Paradoxalmente, a guerra se faz sentir ainda mais forte nas cidades relativamente pacíficas do interior. Tresnoitados devido aos alarmes aéreos constantes, os moradores se arrastam pelo dia a dia, como se estivessem na expectativa de alguma tragédia que não serão capazes de evitar.
No front é mais fácil, tudo é mais claro: existe uma ordem, uma tarefa e um inimigo. O mais importante é ser eficaz, pois disso depende não só a própria sobrevivência, mas também a rapidez com que a gente se aproxima de uma vitória.
Defesa da identidade e do direito de viver livre
A guerra me transformou. Algo que era abstrato ou incompreensível tornou-se uma tarefa diária – em cuja brutal realidade, apesar de tudo, há lugar para pequenas alegrias: uma xícara de chá ao fim de um dia cansativo; a possibilidade de se lavar; algumas horas de silêncio sem explosões. Uma alegria verdadeira é ver os drones frustrarem os ataques contra nossas posições.
É claro que eu gostaria de voltar para a minha família, para uma vida em paz e minhas ocupações preferidas, preferiria nunca mais ter que pegar numa pá, morrer de frio em trincheiras úmidas, comer macarrão instantâneo ou ter que sonhar com água quente, um banheiro e roupa limpa. Todos nós estamos cansados, mas não podemos desistir agora. Não temos alternativa senão seguir lutando – não só para nós mesmos, mas também pelos mortos da guerra e por quem está nos esperando em casa.
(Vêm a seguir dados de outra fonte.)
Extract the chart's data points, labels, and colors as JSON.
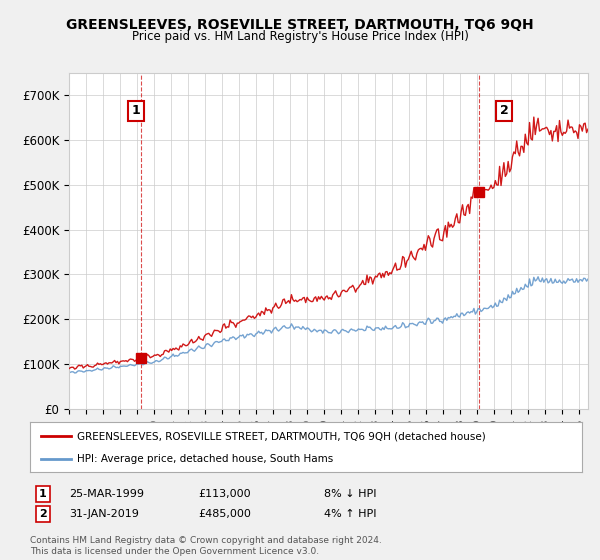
{
  "title": "GREENSLEEVES, ROSEVILLE STREET, DARTMOUTH, TQ6 9QH",
  "subtitle": "Price paid vs. HM Land Registry's House Price Index (HPI)",
  "legend_label_red": "GREENSLEEVES, ROSEVILLE STREET, DARTMOUTH, TQ6 9QH (detached house)",
  "legend_label_blue": "HPI: Average price, detached house, South Hams",
  "annotation1_label": "1",
  "annotation1_date": "25-MAR-1999",
  "annotation1_price": "£113,000",
  "annotation1_hpi": "8% ↓ HPI",
  "annotation2_label": "2",
  "annotation2_date": "31-JAN-2019",
  "annotation2_price": "£485,000",
  "annotation2_hpi": "4% ↑ HPI",
  "footer": "Contains HM Land Registry data © Crown copyright and database right 2024.\nThis data is licensed under the Open Government Licence v3.0.",
  "ylim": [
    0,
    750000
  ],
  "yticks": [
    0,
    100000,
    200000,
    300000,
    400000,
    500000,
    600000,
    700000
  ],
  "ytick_labels": [
    "£0",
    "£100K",
    "£200K",
    "£300K",
    "£400K",
    "£500K",
    "£600K",
    "£700K"
  ],
  "background_color": "#f0f0f0",
  "plot_background": "#ffffff",
  "red_color": "#cc0000",
  "blue_color": "#6699cc",
  "sale1_x": 1999.23,
  "sale1_y": 113000,
  "sale2_x": 2019.08,
  "sale2_y": 485000,
  "xmin": 1995,
  "xmax": 2025.5
}
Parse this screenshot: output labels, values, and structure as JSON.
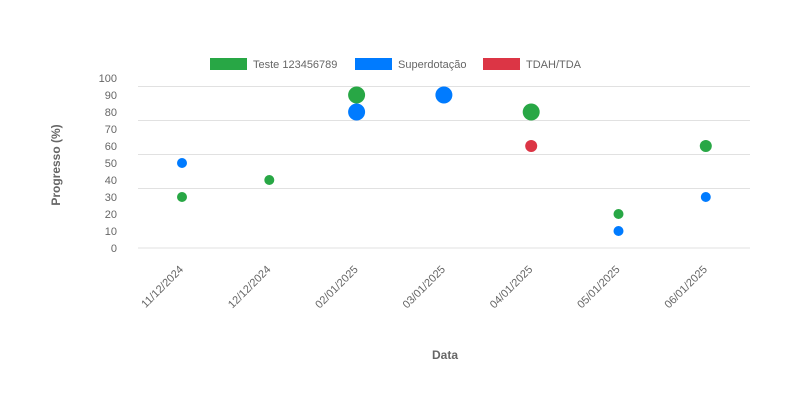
{
  "chart_data": {
    "type": "scatter",
    "xlabel": "Data",
    "ylabel": "Progresso (%)",
    "ylim": [
      0,
      100
    ],
    "yticks": [
      0,
      10,
      20,
      30,
      40,
      50,
      60,
      70,
      80,
      90,
      100
    ],
    "gridlines_at": [
      0,
      35,
      55,
      75,
      95
    ],
    "categories": [
      "11/12/2024",
      "12/12/2024",
      "02/01/2025",
      "03/01/2025",
      "04/01/2025",
      "05/01/2025",
      "06/01/2025"
    ],
    "series": [
      {
        "name": "Teste 123456789",
        "color": "#28a745",
        "points": [
          {
            "x": "11/12/2024",
            "y": 30,
            "size": "small"
          },
          {
            "x": "12/12/2024",
            "y": 40,
            "size": "small"
          },
          {
            "x": "02/01/2025",
            "y": 90,
            "size": "large"
          },
          {
            "x": "04/01/2025",
            "y": 80,
            "size": "large"
          },
          {
            "x": "05/01/2025",
            "y": 20,
            "size": "small"
          },
          {
            "x": "06/01/2025",
            "y": 60,
            "size": "medium"
          }
        ]
      },
      {
        "name": "Superdotação",
        "color": "#007bff",
        "points": [
          {
            "x": "11/12/2024",
            "y": 50,
            "size": "small"
          },
          {
            "x": "02/01/2025",
            "y": 80,
            "size": "large"
          },
          {
            "x": "03/01/2025",
            "y": 90,
            "size": "large"
          },
          {
            "x": "05/01/2025",
            "y": 10,
            "size": "small"
          },
          {
            "x": "06/01/2025",
            "y": 30,
            "size": "small"
          }
        ]
      },
      {
        "name": "TDAH/TDA",
        "color": "#dc3545",
        "points": [
          {
            "x": "04/01/2025",
            "y": 60,
            "size": "medium"
          }
        ]
      }
    ],
    "legend_position": "top-center"
  }
}
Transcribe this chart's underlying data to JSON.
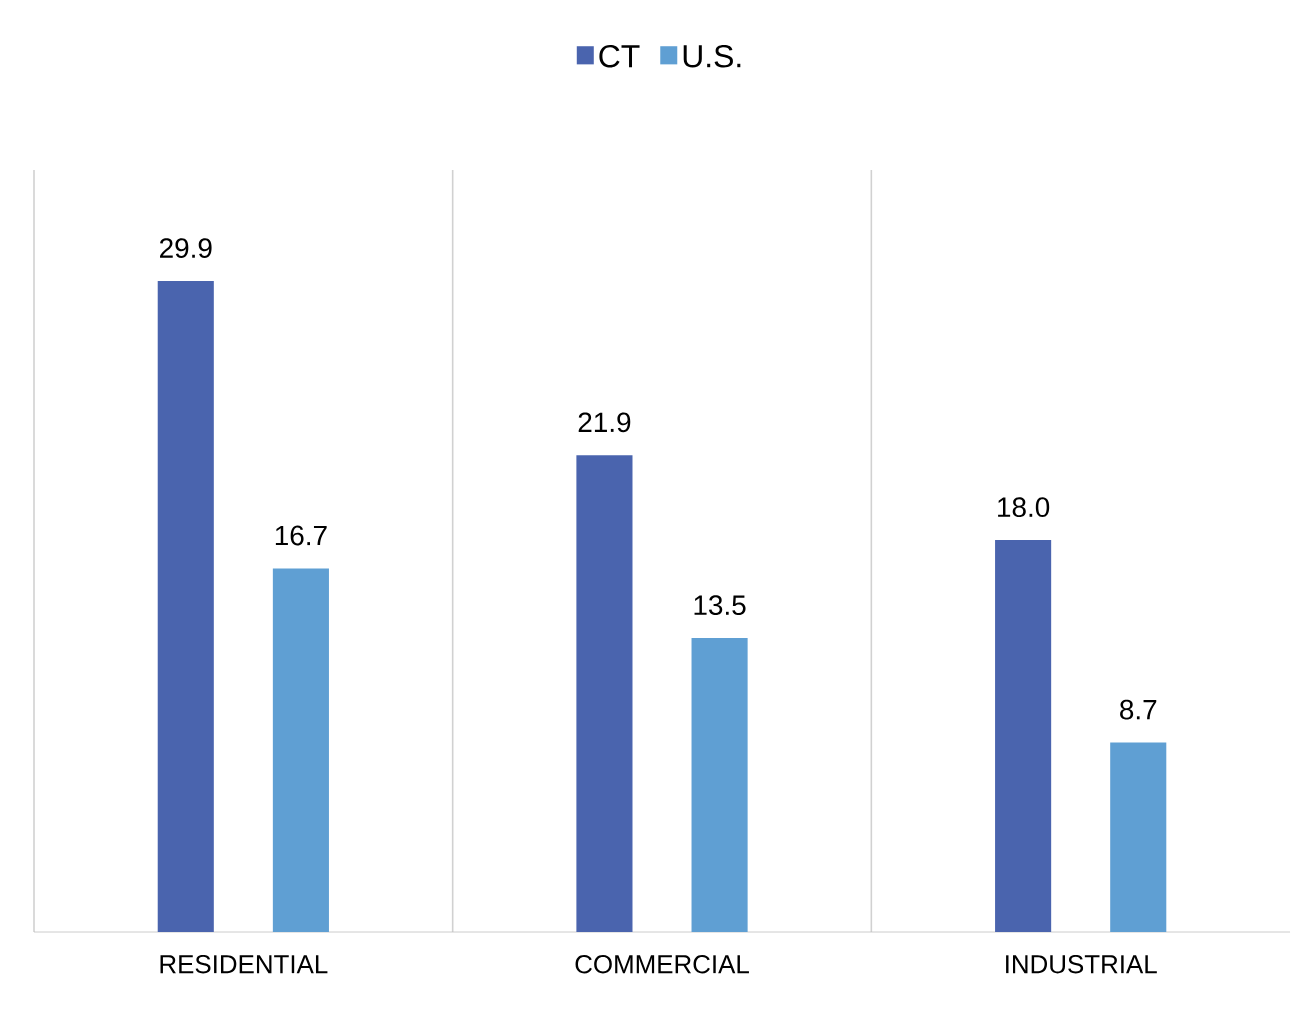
{
  "chart_data": {
    "type": "bar",
    "categories": [
      "RESIDENTIAL",
      "COMMERCIAL",
      "INDUSTRIAL"
    ],
    "series": [
      {
        "name": "CT",
        "color": "#4a64ae",
        "values": [
          29.9,
          21.9,
          18.0
        ],
        "value_labels": [
          "29.9",
          "21.9",
          "18.0"
        ]
      },
      {
        "name": "U.S.",
        "color": "#5f9fd3",
        "values": [
          16.7,
          13.5,
          8.7
        ],
        "value_labels": [
          "16.7",
          "13.5",
          "8.7"
        ]
      }
    ],
    "ylim": [
      0,
      35
    ],
    "legend": "top",
    "tick_labels": "x",
    "grid": "x"
  }
}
Pelo direito de viver livre.
Não acredito numa paz rápida, pois não vejo, entre as partes, pontos de contato para um consenso. Por que o agressor encerraria guerra se, seguindo com sua "ofensiva furtiva", ele ocupa cada vez mais regiões da Ucrânia? A Rússia não vai recuar por si mesma, ela só pode ser contida através de uma resistência organizada. Só onde infantaria e drones, tecnologia e um espírito de combate irresistível trabalharem em conjunto, o inimigo não terá chance de continuar avançando.
Ao mesmo tempo, cada atraso na disponibilização da ajuda internacional dá ao inimigo a chance de fortalecer suas posições. Isso é óbvio para todo mundo que está no front. Mas a nossa luta vai continuar, apesar de todas as mudanças políticas e das hesitações dos nossos parceiros internacionais.
Mesmo que agora alguns políticos internacionais de ponta estejam desviando do inimigo para nós a culpa pela deflagração da guerra, nossa resistência não cederá. No fim das contas, estamos defendendo não só o nosso território, mas também a nossa identidade e o nosso direito ao futuro.